Is there any simple method to get a .jar file to run as part of a workflow?

I’ve attempted running a .bat from workflow that calls the .jar but from what I can gather .jar files cannot be run as a service which is how workflow encapsulates it.

Has anyone found a simple solution to this?

Unless I am mistaken, JAR files are an archive format. Don’t you need to decompress them first? If so, have you tried the Decompress file(s) plugin found in the Action section of the Plug-in bar tab in Workflow?

Thanks for replying hamelj, unfortunately I’m not sure how this would help any.

I have written a program in java and I need to run this program using workflow, decompressing the .jar file would simply give lots of java .class files, which I don’t think workflow can interact with.

The .jar is essentially just a .exe (ish) and I need workflow to run it.

If your JAR file does not interact with the Desktop (i.e., it doesn’t display anything to the user), then you should be able to run it as a parameter to the Java.exe application. However, remember that the Workflow service runs under specific user credentials, so you have to make sure those credentials allow the java application to run.

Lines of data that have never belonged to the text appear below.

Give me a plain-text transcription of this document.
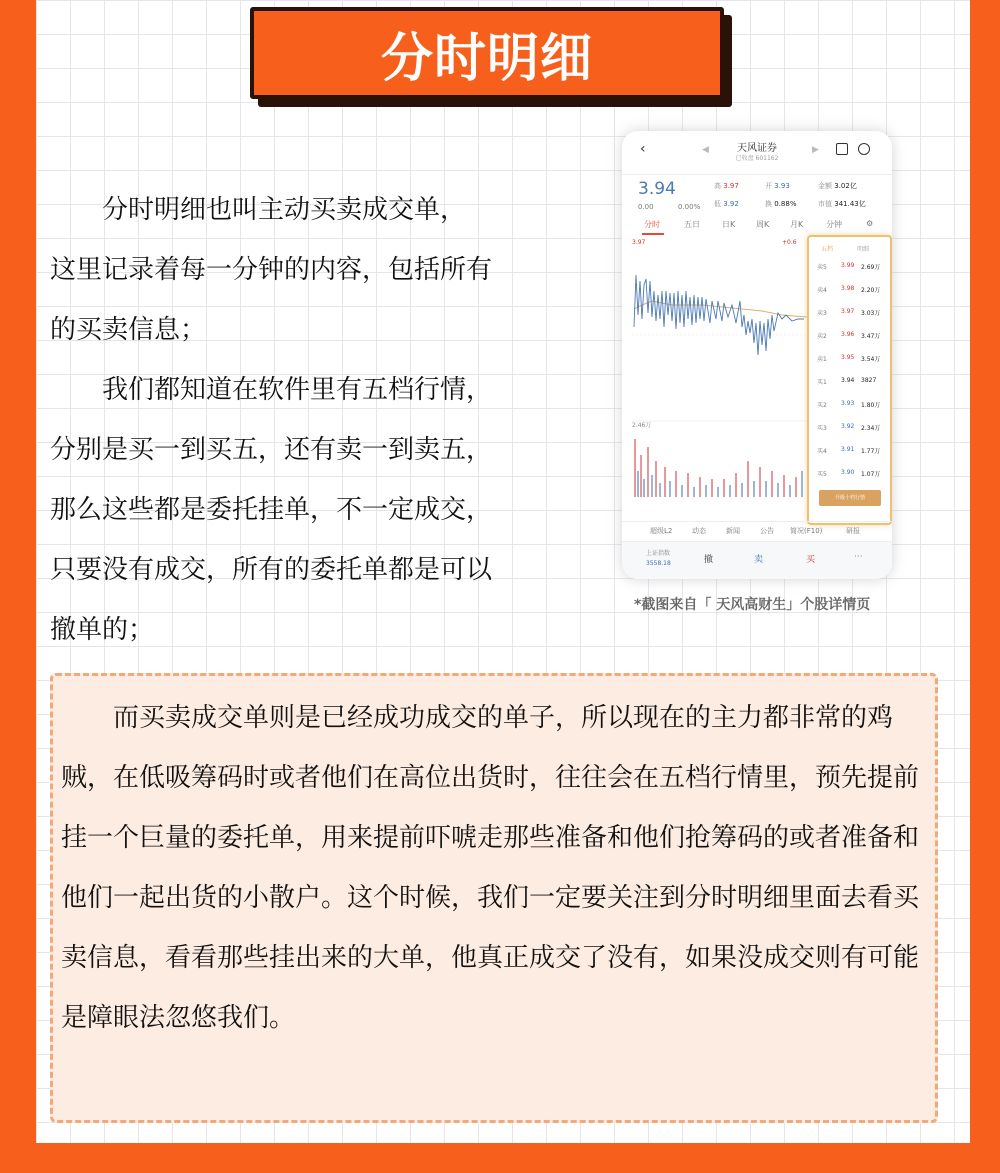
分时明细

分时明细也叫主动买卖成交单，

这里记录着每一分钟的内容，包括所有

的买卖信息；

我们都知道在软件里有五档行情，

分别是买一到买五，还有卖一到卖五，

那么这些都是委托挂单，不一定成交，

只要没有成交，所有的委托单都是可以

撤单的；

‹	◀	天风证券
已收盘 601162
▶
3.94
0.00	0.00%
高 3.97	开 3.93	金额 3.02亿
低 3.92	换 0.88%	市值 341.43亿
分时	五日	日K	周K	月K	分钟	⚙
3.97	+0.6
2.46万
五档	明细
卖5 3.99 2.69万
卖4 3.98 2.20万
卖3 3.97 3.03万
卖2 3.96 3.47万
卖1 3.95 3.54万
买1 3.94 3827
买2 3.93 1.80万
买3 3.92 2.34万
买4 3.91 1.77万
买5 3.90 1.07万
升级十档行情
超级L2	动态	新闻	公告 简况(F10)	研报
上证指数
3558.18	撤	卖	买	···
*截图来自「 天风高财生」个股详情页

而买卖成交单则是已经成功成交的单子，所以现在的主力都非常的鸡贼，在低吸筹码时或者他们在高位出货时，往往会在五档行情里，预先提前挂一个巨量的委托单，用来提前吓唬走那些准备和他们抢筹码的或者准备和他们一起出货的小散户。这个时候，我们一定要关注到分时明细里面去看买卖信息，看看那些挂出来的大单，他真正成交了没有，如果没成交则有可能是障眼法忽悠我们。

In particular, pay attention to the environment paths defined for that user, to make sure the Java application can locate all its dependencies.

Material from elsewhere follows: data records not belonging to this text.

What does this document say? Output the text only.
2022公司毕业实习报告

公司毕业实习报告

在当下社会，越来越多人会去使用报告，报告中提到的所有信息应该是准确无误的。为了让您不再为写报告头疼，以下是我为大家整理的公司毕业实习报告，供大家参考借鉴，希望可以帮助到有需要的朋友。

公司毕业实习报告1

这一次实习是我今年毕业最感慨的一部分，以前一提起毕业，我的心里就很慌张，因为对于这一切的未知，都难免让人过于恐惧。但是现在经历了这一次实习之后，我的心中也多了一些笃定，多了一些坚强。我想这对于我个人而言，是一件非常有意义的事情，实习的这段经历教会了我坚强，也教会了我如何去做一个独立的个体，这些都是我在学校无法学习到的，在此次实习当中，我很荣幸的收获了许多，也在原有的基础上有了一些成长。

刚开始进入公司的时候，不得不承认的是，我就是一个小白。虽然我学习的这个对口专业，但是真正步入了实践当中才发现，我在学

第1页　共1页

Thanks for the help Phil, the problem here though is that a .jar file cannot run as a service but it seems workflow will always treat it as such.

The JAR isn’t being run as a service, it is being run from inside a service, which is a big difference.

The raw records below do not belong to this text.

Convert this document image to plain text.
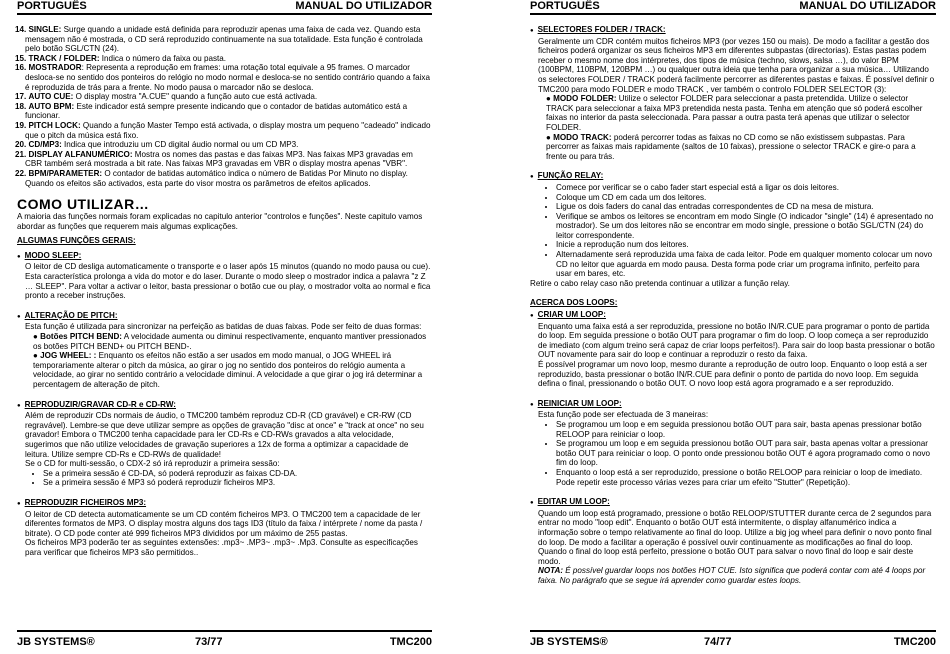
PORTUGUÊS	MANUAL DO UTILIZADOR

14. SINGLE: Surge quando a unidade está definida para reproduzir apenas uma faixa de cada vez. Quando esta mensagem não é mostrada, o CD será reproduzido continuamente na sua totalidade. Esta função é controlada pelo botão SGL/CTN (24).

15. TRACK / FOLDER: Indica o número da faixa ou pasta.

16. MOSTRADOR: Representa a reprodução em frames: uma rotação total equivale a 95 frames. O marcador desloca-se no sentido dos ponteiros do relógio no modo normal e desloca-se no sentido contrário quando a faixa é reproduzida de trás para a frente. No modo pausa o marcador não se desloca.

17. AUTO CUE: O display mostra "A.CUE" quando a função auto cue está activada.

18. AUTO BPM: Este indicador está sempre presente indicando que o contador de batidas automático está a funcionar.

19. PITCH LOCK: Quando a função Master Tempo está activada, o display mostra um pequeno "cadeado" indicado que o pitch da música está fixo.

20. CD/MP3: Indica que introduziu um CD digital áudio normal ou um CD MP3.

21. DISPLAY ALFANUMÉRICO: Mostra os nomes das pastas e das faixas MP3. Nas faixas MP3 gravadas em CBR também será mostrada a bit rate. Nas faixas MP3 gravadas em VBR o display mostra apenas "VBR".

22. BPM/PARAMETER: O contador de batidas automático indica o número de Batidas Por Minuto no display. Quando os efeitos são activados, esta parte do visor mostra os parâmetros de efeitos aplicados.

COMO UTILIZAR…

A maioria das funções normais foram explicadas no capitulo anterior "controlos e funções". Neste capitulo vamos abordar as funções que requerem mais algumas explicações.

ALGUMAS FUNÇÕES GERAIS:
● MODO SLEEP:

O leitor de CD desliga automaticamente o transporte e o laser após 15 minutos (quando no modo pausa ou cue). Esta característica prolonga a vida do motor e do laser. Durante o modo sleep o mostrador indica a palavra "z Z … SLEEP". Para voltar a activar o leitor, basta pressionar o botão cue ou play, o mostrador volta ao normal e fica pronto a receber instruções.

● ALTERAÇÃO DE PITCH:

Esta função é utilizada para sincronizar na perfeição as batidas de duas faixas. Pode ser feito de duas formas:

● Botões PITCH BEND: A velocidade aumenta ou diminui respectivamente, enquanto mantiver pressionados os botões PITCH BEND+ ou PITCH BEND-.

● JOG WHEEL: : Enquanto os efeitos não estão a ser usados em modo manual, o JOG WHEEL irá temporariamente alterar o pitch da música, ao girar o jog no sentido dos ponteiros do relógio aumenta a velocidade, ao girar no sentido contrário a velocidade diminui. A velocidade a que girar o jog irá determinar a percentagem de alteração de pitch.

● REPRODUZIR/GRAVAR CD-R e CD-RW:

Além de reproduzir CDs normais de áudio, o TMC200 também reproduz CD-R (CD gravável) e CR-RW (CD regravável). Lembre-se que deve utilizar sempre as opções de gravação "disc at once" e "track at once" no seu gravador! Embora o TMC200 tenha capacidade para ler CD-Rs e CD-RWs gravados a alta velocidade, sugerimos que não utilize velocidades de gravação superiores a 12x de forma a optimizar a capacidade de leitura. Utilize sempre CD-Rs e CD-RWs de qualidade!

Se o CD for multi-sessão, o CDX-2 só irá reproduzir a primeira sessão:

• Se a primeira sessão é CD-DA, só poderá reproduzir as faixas CD-DA.
• Se a primeira sessão é MP3 só poderá reproduzir ficheiros MP3.
● REPRODUZIR FICHEIROS MP3:

O leitor de CD detecta automaticamente se um CD contém ficheiros MP3. O TMC200 tem a capacidade de ler diferentes formatos de MP3. O display mostra alguns dos tags ID3 (título da faixa / intérprete / nome da pasta / bitrate). O CD pode conter até 999 ficheiros MP3 divididos por um máximo de 255 pastas.

Os ficheiros MP3 poderão ter as seguintes extensões: .mp3~ .MP3~ .mp3~ .Mp3. Consulte as especificações para verificar que ficheiros MP3 são permitidos..

JB SYSTEMS®	73/77	TMC200
PORTUGUÊS	MANUAL DO UTILIZADOR
● SELECTORES FOLDER / TRACK:

Geralmente um CDR contém muitos ficheiros MP3 (por vezes 150 ou mais). De modo a facilitar a gestão dos ficheiros poderá organizar os seus ficheiros MP3 em diferentes subpastas (directorias). Estas pastas podem receber o mesmo nome dos intérpretes, dos tipos de música (techno, slows, salsa …), do valor BPM (100BPM, 110BPM, 120BPM …) ou qualquer outra ideia que tenha para organizar a sua música… Utilizando os selectores FOLDER / TRACK poderá facilmente percorrer as diferentes pastas e faixas. É possível definir o TMC200 para modo FOLDER e modo TRACK , ver também o controlo FOLDER SELECTOR (3):

● MODO FOLDER: Utilize o selector FOLDER para seleccionar a pasta pretendida. Utilize o selector TRACK para seleccionar a faixa MP3 pretendida nesta pasta. Tenha em atenção que só poderá escolher faixas no interior da pasta seleccionada. Para passar a outra pasta terá apenas que utilizar o selector FOLDER.

● MODO TRACK: poderá percorrer todas as faixas no CD como se não existissem subpastas. Para percorrer as faixas mais rapidamente (saltos de 10 faixas), pressione o selector TRACK e gire-o para a frente ou para trás.

● FUNÇÃO RELAY:
• Comece por verificar se o cabo fader start especial está a ligar os dois leitores.
• Coloque um CD em cada um dos leitores.
• Ligue os dois faders do canal das entradas correspondentes de CD na mesa de mistura.
• Verifique se ambos os leitores se encontram em modo Single (O indicador "single" (14) é apresentado no mostrador). Se um dos leitores não se encontrar em modo single, pressione o botão SGL/CTN (24) do leitor correspondente.
• Inicie a reprodução num dos leitores.
• Alternadamente será reproduzida uma faixa de cada leitor. Pode em qualquer momento colocar um novo CD no leitor que aguarda em modo pausa. Desta forma pode criar um programa infinito, perfeito para usar em bares, etc.

Retire o cabo relay caso não pretenda continuar a utilizar a função relay.

ACERCA DOS LOOPS:
● CRIAR UM LOOP:

Enquanto uma faixa está a ser reproduzida, pressione no botão IN/R.CUE para programar o ponto de partida do loop. Em seguida pressione o botão OUT para programar o fim do loop. O loop começa a ser reproduzido de imediato (com algum treino será capaz de criar loops perfeitos!). Para sair do loop basta pressionar o botão OUT novamente para sair do loop e continuar a reproduzir o resto da faixa.

É possível programar um novo loop, mesmo durante a reprodução de outro loop. Enquanto o loop está a ser reproduzido, basta pressionar o botão IN/R.CUE para definir o ponto de partida do novo loop. Em seguida defina o final, pressionando o botão OUT. O novo loop está agora programado e a ser reproduzido.

● REINICIAR UM LOOP:

Esta função pode ser efectuada de 3 maneiras:

• Se programou um loop e em seguida pressionou botão OUT para sair, basta apenas pressionar botão RELOOP para reiniciar o loop.
• Se programou um loop e em seguida pressionou botão OUT para sair, basta apenas voltar a pressionar botão OUT para reiniciar o loop. O ponto onde pressionou botão OUT é agora programado como o novo fim do loop.
• Enquanto o loop está a ser reproduzido, pressione o botão RELOOP para reiniciar o loop de imediato. Pode repetir este processo várias vezes para criar um efeito "Stutter" (Repetição).
● EDITAR UM LOOP:

Quando um loop está programado, pressione o botão RELOOP/STUTTER durante cerca de 2 segundos para entrar no modo "loop edit". Enquanto o botão OUT está intermitente, o display alfanumérico indica a informação sobre o tempo relativamente ao final do loop. Utilize a big jog wheel para definir o novo ponto final do loop. De modo a facilitar a operação é possível ouvir continuamente as modificações ao final do loop. Quando o final do loop está perfeito, pressione o botão OUT para salvar o novo final do loop e sair deste modo.

NOTA: É possível guardar loops nos botões HOT CUE. Isto significa que poderá contar com até 4 loops por faixa. No parágrafo que se segue irá aprender como guardar estes loops.

JB SYSTEMS®	74/77	TMC200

Note for readers unfamiliar with JAR files: the JAR isn’t actually being called. Rather, it’s the Java executable that’s called, with the JAR’s name being passed as a parameter. But for the sake of this discussion, let’s just say the JAR is being called directly.

For instance, when you use the External Program task to execute CMD.exe, the CMD executable is not being run as a service, it is simply being called by the Workflow service, using the service’s credentials to run.

That said, I don’t know if Windows allows a Java application (or your specific Java application) to be called from within a service. All services run inside a special Windows Session that cannot access the desktop, but in theory, as long as the application does not attempt to interact with the desktop, it should work… but perhaps there are restrictions that I am not aware of with Java.

How would you run it from the command line? Typically you should be able to do the same from within Workflow, either by running a batch file that contains the command line, or directly from the Execute external program task.